Prepare Global Buyers for Nuances in U.S. Transactions

November 7, 2019

While real estate purchases by foreign buyers have been declining, you should still be prepared to serve these customers well by being able to explain how the buying process in the U.S. differs from their home countries.

Industry leaders from Canada, Mexico, and Jamaica, who spoke Thursday at a session about global business opportunities during the REALTORS® Conference & Expo in San Francisco, detailed some of the main issues for which foreign clients will likely need your guidance. In Canada, for example, homes typically close in a week, whereas it takes an average of 30–45 days in the U.S., said Barb Sukkau, chair of the Canadian Real Estate Association’s Global Committee. There are also fewer transaction costs in Canada, and there is no such thing as escrow.

“Setting expectations with international clients about the [homebuying] timeline is important,” Sukkau said. “They may have transaction expectations that are different than what you’re used to.
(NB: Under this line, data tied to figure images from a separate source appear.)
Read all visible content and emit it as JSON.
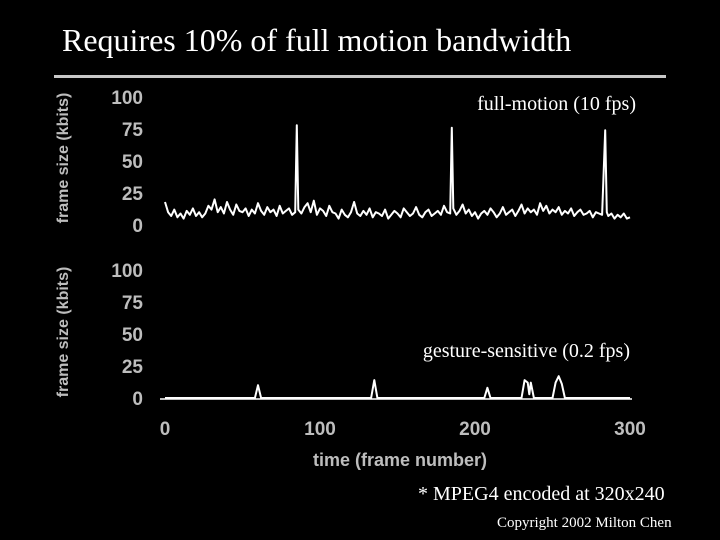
{
  "slide": {
    "title": "Requires 10% of full motion bandwidth",
    "footnote": "* MPEG4 encoded at 320x240",
    "copyright": "Copyright 2002 Milton Chen"
  },
  "colors": {
    "background": "#000000",
    "text": "#ffffff",
    "divider": "#c8c8c8",
    "line": "#ffffff"
  },
  "chart_data": [
    {
      "type": "line",
      "title": "full-motion (10 fps)",
      "ylabel": "frame size (kbits)",
      "xlabel": "",
      "xlim": [
        0,
        300
      ],
      "ylim": [
        0,
        100
      ],
      "yticks": [
        "0",
        "25",
        "50",
        "75",
        "100"
      ],
      "grid": false,
      "series": [
        {
          "x": [
            0,
            2,
            4,
            6,
            8,
            10,
            12,
            14,
            16,
            18,
            20,
            22,
            24,
            26,
            28,
            30,
            32,
            34,
            36,
            38,
            40,
            42,
            44,
            46,
            48,
            50,
            52,
            54,
            56,
            58,
            60,
            62,
            64,
            66,
            68,
            70,
            72,
            74,
            76,
            78,
            80,
            82,
            84,
            85,
            86,
            88,
            90,
            92,
            94,
            96,
            98,
            100,
            102,
            104,
            106,
            108,
            110,
            112,
            114,
            116,
            118,
            120,
            122,
            124,
            126,
            128,
            130,
            132,
            134,
            136,
            138,
            140,
            142,
            144,
            146,
            148,
            150,
            152,
            154,
            156,
            158,
            160,
            162,
            164,
            166,
            168,
            170,
            172,
            174,
            176,
            178,
            180,
            182,
            184,
            185,
            186,
            188,
            190,
            192,
            194,
            196,
            198,
            200,
            202,
            204,
            206,
            208,
            210,
            212,
            214,
            216,
            218,
            220,
            222,
            224,
            226,
            228,
            230,
            232,
            234,
            236,
            238,
            240,
            242,
            244,
            246,
            248,
            250,
            252,
            254,
            256,
            258,
            260,
            262,
            264,
            266,
            268,
            270,
            272,
            274,
            276,
            278,
            280,
            282,
            284,
            285,
            286,
            288,
            290,
            292,
            294,
            296,
            298,
            300
          ],
          "y": [
            18,
            10,
            7,
            12,
            6,
            9,
            5,
            11,
            8,
            13,
            7,
            10,
            6,
            9,
            15,
            12,
            20,
            10,
            14,
            9,
            18,
            12,
            8,
            16,
            11,
            10,
            13,
            7,
            12,
            9,
            17,
            11,
            8,
            14,
            10,
            12,
            7,
            15,
            9,
            11,
            13,
            8,
            10,
            78,
            12,
            9,
            14,
            17,
            10,
            19,
            8,
            13,
            11,
            7,
            15,
            10,
            9,
            5,
            12,
            8,
            6,
            10,
            18,
            9,
            7,
            11,
            8,
            13,
            6,
            10,
            9,
            7,
            12,
            5,
            8,
            11,
            9,
            6,
            13,
            10,
            7,
            9,
            14,
            8,
            6,
            10,
            12,
            7,
            9,
            11,
            8,
            15,
            10,
            9,
            76,
            13,
            8,
            11,
            16,
            9,
            12,
            7,
            10,
            5,
            9,
            11,
            8,
            13,
            10,
            6,
            9,
            14,
            8,
            10,
            12,
            7,
            11,
            16,
            9,
            13,
            10,
            12,
            8,
            17,
            11,
            15,
            9,
            12,
            10,
            14,
            8,
            11,
            9,
            13,
            7,
            10,
            12,
            8,
            9,
            11,
            6,
            10,
            9,
            8,
            74,
            10,
            7,
            9,
            5,
            8,
            6,
            9,
            5,
            6
          ]
        }
      ]
    },
    {
      "type": "line",
      "title": "gesture-sensitive (0.2 fps)",
      "ylabel": "frame size (kbits)",
      "xlabel": "time (frame number)",
      "xlim": [
        0,
        300
      ],
      "ylim": [
        0,
        100
      ],
      "xticks": [
        "0",
        "100",
        "200",
        "300"
      ],
      "yticks": [
        "0",
        "25",
        "50",
        "75",
        "100"
      ],
      "grid": false,
      "series": [
        {
          "x": [
            0,
            58,
            60,
            62,
            133,
            135,
            137,
            206,
            208,
            210,
            230,
            232,
            234,
            235,
            236,
            238,
            250,
            252,
            254,
            256,
            258,
            300
          ],
          "y": [
            0,
            0,
            10,
            0,
            0,
            14,
            0,
            0,
            8,
            0,
            0,
            14,
            12,
            3,
            12,
            0,
            0,
            12,
            17,
            11,
            0,
            0
          ]
        }
      ]
    }
  ]
}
For example, in Canada, everything is done electronically; you don’t have to sit at a table face-to-face to sign anything. But in the U.S., [typically] everyone physically comes to the closing table.”

It’s wise to build a relationship with the referring agent, who can help you understand these nuances, said Andrew James, president of the REALTORS® Association of Jamaica. “In Jamaica, it’s criminal not to have clients sign a referral form,” he explained. “Establishing a friendship with the referring agent will make it so much easier when you receive the referral form and are looking for help understanding what things mean.”

Mexico, meanwhile, is the only country in North America that requires homeowners to register their properties with the government, said Robert Barrios, president-elect of AMPI National, Mexico’s largest professional real estate association.  This rule affects the mindset of Mexican buyers purchasing in the U.S. which means that their agents here should clearly explain the legal ramifications of a transaction.

You also should be sensitive to the culture your clients come from and dispel any stereotypes that could hamper the business relationship. “The global media treats Mexico like it’s a single county,” Barrios said. “ ‘They kill and rob everyone in Mexico.’ Yes, we have cartels and a drug trafficking problem, mostly in rural areas. But in Mexico City, you can walk around freely, go to the theater, restaurants are full. The big cities don’t have a security problem.”